Factoring in time for an expression of surprise, I have about twenty seconds to decide what to say.
Chapter 16
What to say?
If I tell Anne that Lily is digging into the past, she may fire the girl, which I don’t want. Lily needs the job. And we need whatever information she unearths. So no to that.
If I tell her about Ronald Doe, I’ll have to get into the whole thing about Elizabeth’s estate, in which case Anne may jump to the worst conclusion and go to the police herself. So no to that, too.
I can tell her some of what Jack and I discussed, and what I say will be true. But it won’t be the whole truth. Then again, does that matter? We were raised on the truth, the whole truth, and nothing but. Looking at our lives now, though, with everyone either hiding something, looking the other way, or simply forgetting, that mantra is a joke.
Anne begged me not to side with Jack, and I’m not doing that. He and I will check things out, then share with the others.

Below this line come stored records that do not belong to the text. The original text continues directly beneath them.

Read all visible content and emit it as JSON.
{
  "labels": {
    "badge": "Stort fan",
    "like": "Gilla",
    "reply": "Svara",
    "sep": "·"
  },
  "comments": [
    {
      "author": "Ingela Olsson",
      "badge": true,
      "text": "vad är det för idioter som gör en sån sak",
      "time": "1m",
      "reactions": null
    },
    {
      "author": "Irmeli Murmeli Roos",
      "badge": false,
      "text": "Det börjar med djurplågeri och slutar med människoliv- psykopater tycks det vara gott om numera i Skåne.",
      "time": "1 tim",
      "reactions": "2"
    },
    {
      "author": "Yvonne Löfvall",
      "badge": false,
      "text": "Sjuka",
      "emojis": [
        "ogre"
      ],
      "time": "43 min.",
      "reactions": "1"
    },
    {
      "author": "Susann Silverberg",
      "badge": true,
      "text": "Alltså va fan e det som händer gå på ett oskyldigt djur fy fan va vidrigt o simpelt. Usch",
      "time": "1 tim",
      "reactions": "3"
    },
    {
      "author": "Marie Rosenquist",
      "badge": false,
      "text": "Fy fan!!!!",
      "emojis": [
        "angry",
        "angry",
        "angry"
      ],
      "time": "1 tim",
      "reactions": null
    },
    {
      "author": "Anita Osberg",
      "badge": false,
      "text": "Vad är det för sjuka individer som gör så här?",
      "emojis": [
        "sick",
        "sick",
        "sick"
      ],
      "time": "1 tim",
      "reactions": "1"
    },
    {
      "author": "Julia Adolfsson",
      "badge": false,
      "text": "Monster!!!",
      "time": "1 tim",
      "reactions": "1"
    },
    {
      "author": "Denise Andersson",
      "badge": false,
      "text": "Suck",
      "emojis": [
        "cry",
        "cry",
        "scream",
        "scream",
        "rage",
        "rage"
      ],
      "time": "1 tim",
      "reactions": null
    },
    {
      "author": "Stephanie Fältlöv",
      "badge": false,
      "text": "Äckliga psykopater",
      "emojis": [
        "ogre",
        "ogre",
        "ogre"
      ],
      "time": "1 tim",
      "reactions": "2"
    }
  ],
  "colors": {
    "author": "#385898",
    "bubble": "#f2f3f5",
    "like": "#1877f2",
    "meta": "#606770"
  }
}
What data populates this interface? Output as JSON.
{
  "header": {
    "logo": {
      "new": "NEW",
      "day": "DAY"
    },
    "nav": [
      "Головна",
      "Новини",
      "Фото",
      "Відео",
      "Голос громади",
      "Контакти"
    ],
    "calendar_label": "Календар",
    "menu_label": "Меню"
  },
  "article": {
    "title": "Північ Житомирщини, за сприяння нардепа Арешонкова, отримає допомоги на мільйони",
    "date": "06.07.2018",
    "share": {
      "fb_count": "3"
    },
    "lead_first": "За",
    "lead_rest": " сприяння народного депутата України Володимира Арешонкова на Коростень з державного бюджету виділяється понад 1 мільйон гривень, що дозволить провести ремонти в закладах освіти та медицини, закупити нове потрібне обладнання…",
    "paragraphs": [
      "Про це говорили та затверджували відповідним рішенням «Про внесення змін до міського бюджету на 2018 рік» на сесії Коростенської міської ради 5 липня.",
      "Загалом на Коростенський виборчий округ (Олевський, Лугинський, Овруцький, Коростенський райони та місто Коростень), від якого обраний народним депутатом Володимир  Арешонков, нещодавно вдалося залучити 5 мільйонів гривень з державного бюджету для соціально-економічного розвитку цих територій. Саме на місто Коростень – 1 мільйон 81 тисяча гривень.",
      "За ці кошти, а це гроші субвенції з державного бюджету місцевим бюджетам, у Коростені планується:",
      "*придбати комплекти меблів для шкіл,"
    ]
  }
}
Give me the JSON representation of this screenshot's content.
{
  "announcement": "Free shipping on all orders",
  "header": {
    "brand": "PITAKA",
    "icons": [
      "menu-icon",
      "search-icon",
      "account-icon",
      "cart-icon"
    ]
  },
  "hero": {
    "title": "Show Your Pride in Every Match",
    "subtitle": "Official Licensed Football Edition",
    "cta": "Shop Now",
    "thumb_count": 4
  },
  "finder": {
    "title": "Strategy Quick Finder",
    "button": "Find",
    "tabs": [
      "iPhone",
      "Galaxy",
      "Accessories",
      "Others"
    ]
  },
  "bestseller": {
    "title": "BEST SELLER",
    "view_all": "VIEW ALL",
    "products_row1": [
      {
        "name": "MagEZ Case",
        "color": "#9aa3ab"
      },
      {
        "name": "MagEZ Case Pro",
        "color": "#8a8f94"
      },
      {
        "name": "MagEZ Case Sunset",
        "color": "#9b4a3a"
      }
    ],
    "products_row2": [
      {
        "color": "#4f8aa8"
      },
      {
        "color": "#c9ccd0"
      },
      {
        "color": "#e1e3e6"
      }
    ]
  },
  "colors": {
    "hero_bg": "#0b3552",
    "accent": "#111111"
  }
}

The danger, of course, is that Anne learns what I’ve hidden first, in which case the fragile détente she and I found earlier this evening may break.
What to do?
“So?” she asks when I’m far enough up the stairs that she doesn’t have to shout over the sound of the surf. “What did Jack say?”
“The PI is quitting.” I climb the last few steps and sit beside her on the dry planks. “He says he likes Lily too much.”
“But he’s sticking around?”
“I guess.”
“Will he be trouble?”
“As in, going after Dad? I doubt it. What can he find?” I change the subject before she can answer. “Where’s Joy?”